SCROLL TO CONTINUE WITH CONTENT

Menurut Fauzi, LPS memiliki salah satu tugas untuk menilai kondisi kesehatan perbankan di Indonesia. Mulai dari level BPR sampai bank-bank besar yang memiliki pengaruh besar terhadap kondisi perekonomian nasional. Sampai saat ini, LPS masih menilai industri perbankan secara keseluruhan dalam kondisi yang baik.

"Kalau bicara rasio kecukupan modal ada di 21 persen itu salah satu yang tertinggi di dunia dan tertinggi di sejarah Indonesia. Lalu non performing loan kita berada pada angka 2,8 persen. Nah itu masih relatif rendah apalagi dibandingkan bantalan permodalan perbankan Indonesia,” ujar Fauzi.

Kemudian, jika dilihat dari indikator suku bunga kredit yang masih sekitar 5 persen. Menurutnya, angka tersebut termasuk yang terbaik di dunia.

Namun, LPS tidak memungkiri bahwa kondisi perbankan sulit ditebak. Untuk memperluas jangkauan radar dalam mengawasi industri perbankan nasional, LPS menggandeng enam Kantor Akuntan Publik (KAP) untuk mendukung fungsi, tugas, dan wewenang LPS dalam penjaminan dan resolusi bank.

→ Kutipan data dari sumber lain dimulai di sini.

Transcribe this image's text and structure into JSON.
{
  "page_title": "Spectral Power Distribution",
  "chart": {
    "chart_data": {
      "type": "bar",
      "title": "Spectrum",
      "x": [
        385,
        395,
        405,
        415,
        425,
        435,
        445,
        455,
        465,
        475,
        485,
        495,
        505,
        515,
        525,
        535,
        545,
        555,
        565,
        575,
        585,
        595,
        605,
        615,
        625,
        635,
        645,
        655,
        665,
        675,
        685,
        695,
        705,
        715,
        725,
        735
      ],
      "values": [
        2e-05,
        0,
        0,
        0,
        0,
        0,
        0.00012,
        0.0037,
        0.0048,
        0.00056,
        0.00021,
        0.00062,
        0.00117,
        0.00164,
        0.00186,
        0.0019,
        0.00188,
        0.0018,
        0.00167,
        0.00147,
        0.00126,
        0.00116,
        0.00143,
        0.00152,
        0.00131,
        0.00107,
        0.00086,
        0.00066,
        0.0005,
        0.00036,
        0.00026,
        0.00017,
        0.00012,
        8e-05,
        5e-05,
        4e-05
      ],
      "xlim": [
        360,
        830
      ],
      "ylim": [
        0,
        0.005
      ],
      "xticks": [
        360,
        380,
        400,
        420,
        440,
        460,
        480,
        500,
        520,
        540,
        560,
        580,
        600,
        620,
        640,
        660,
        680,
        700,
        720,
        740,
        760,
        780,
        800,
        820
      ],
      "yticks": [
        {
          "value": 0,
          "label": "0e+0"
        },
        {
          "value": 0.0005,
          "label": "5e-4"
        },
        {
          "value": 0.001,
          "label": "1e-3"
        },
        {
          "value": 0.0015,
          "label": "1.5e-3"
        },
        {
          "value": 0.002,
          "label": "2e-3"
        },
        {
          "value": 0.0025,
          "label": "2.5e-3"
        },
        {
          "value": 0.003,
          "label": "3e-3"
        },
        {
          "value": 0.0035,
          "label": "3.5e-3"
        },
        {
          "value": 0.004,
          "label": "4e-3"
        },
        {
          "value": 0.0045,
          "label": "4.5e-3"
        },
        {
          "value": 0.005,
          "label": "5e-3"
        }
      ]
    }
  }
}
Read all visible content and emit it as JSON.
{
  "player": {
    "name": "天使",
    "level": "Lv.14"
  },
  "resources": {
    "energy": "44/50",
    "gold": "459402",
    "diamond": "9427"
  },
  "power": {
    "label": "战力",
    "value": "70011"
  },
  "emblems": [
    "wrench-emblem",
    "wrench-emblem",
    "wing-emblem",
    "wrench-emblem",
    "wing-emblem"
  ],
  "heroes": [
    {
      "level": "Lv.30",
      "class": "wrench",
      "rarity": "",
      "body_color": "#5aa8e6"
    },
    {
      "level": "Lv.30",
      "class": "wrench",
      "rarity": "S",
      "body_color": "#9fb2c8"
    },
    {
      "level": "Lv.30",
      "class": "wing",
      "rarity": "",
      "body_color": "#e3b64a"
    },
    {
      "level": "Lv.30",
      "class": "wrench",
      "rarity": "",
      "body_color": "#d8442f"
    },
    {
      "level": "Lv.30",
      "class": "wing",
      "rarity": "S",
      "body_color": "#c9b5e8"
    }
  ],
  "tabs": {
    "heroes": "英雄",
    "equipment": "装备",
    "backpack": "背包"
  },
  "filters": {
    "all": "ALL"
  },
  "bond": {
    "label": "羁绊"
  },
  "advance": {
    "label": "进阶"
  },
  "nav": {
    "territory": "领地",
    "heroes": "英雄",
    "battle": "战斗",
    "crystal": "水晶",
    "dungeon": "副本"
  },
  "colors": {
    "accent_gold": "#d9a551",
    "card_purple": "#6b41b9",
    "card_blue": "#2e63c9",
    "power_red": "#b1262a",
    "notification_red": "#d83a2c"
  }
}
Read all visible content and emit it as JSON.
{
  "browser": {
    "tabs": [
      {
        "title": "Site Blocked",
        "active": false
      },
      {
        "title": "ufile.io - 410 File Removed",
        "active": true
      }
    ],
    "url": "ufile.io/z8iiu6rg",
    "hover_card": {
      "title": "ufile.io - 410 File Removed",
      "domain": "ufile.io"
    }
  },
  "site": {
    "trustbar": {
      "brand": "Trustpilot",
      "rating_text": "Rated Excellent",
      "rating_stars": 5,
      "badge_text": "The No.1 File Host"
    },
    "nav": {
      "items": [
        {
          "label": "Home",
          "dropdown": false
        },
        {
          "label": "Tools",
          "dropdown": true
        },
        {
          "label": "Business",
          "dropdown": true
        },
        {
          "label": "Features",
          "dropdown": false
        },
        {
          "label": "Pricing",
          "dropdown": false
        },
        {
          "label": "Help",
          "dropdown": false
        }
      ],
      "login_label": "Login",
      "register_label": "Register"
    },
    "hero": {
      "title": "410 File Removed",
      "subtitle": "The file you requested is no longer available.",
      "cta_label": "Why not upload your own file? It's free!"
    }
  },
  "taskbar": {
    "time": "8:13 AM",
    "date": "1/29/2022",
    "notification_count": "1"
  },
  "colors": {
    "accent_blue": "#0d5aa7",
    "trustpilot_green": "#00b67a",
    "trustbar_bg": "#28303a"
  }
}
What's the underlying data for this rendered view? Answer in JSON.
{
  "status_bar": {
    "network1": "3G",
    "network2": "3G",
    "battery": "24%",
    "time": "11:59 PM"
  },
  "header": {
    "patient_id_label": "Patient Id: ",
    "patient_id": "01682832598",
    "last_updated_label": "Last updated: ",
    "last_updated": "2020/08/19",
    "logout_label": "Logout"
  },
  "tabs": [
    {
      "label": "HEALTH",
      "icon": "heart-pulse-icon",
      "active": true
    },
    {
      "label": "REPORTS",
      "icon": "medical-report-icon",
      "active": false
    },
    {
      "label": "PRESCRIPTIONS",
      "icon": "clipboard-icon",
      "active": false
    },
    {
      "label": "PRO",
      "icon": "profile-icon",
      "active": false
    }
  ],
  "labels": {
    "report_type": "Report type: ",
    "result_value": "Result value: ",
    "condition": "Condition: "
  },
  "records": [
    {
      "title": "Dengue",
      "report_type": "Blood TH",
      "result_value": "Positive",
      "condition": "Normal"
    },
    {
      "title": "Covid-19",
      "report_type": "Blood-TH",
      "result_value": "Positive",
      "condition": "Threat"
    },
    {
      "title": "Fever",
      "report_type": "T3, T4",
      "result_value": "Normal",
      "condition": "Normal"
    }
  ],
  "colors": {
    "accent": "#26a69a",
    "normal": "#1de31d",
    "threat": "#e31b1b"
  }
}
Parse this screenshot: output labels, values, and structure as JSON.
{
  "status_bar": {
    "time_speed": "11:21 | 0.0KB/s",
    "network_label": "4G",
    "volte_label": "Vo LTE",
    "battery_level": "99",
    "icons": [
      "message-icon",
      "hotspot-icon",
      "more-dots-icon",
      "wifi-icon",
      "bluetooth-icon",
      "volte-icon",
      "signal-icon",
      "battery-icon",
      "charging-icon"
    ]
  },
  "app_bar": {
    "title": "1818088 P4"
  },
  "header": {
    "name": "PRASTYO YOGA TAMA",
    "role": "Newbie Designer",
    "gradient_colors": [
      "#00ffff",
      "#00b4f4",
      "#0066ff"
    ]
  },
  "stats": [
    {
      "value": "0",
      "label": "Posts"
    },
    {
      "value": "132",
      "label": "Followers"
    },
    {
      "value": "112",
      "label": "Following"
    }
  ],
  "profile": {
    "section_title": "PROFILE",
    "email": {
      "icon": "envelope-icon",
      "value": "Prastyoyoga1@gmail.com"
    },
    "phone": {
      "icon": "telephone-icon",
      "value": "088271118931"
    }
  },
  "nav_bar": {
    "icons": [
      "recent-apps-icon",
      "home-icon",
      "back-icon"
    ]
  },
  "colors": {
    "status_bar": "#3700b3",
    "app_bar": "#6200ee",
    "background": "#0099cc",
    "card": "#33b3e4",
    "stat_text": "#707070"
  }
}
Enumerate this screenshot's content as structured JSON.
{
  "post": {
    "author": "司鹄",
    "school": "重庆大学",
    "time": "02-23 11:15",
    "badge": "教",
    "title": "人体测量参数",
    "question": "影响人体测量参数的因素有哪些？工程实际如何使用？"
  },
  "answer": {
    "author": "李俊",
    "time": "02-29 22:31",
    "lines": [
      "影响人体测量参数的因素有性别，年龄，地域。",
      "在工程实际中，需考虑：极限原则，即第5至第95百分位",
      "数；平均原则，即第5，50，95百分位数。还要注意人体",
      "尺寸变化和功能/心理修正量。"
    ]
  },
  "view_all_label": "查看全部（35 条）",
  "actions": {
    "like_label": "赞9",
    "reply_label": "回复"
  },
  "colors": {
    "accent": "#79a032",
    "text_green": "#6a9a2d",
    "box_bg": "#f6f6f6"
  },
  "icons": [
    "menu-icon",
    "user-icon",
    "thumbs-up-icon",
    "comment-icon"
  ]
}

"Kami kan tidak pernah tahu kapan bank gagal, apalagi bank besar. Sehingga pada saat terjadinya bank gagal, kami membutuhkan tenaga expert seperti KAP untuk membantu kami," jelasnya.

Lebih lanjut, ia menyatakan, LPS memang tidak berharap adanya krisis. Namun LPS harus siap jika nantinya terjadi krisis. Misalnya, terjadinya bank gagal secara bersamaan sebanyak dua atau tiga bank.

"Jadi kita melakukan kerjasama untuk menghadapi keadaan yang kritis di sektor perbankan," tuturnya.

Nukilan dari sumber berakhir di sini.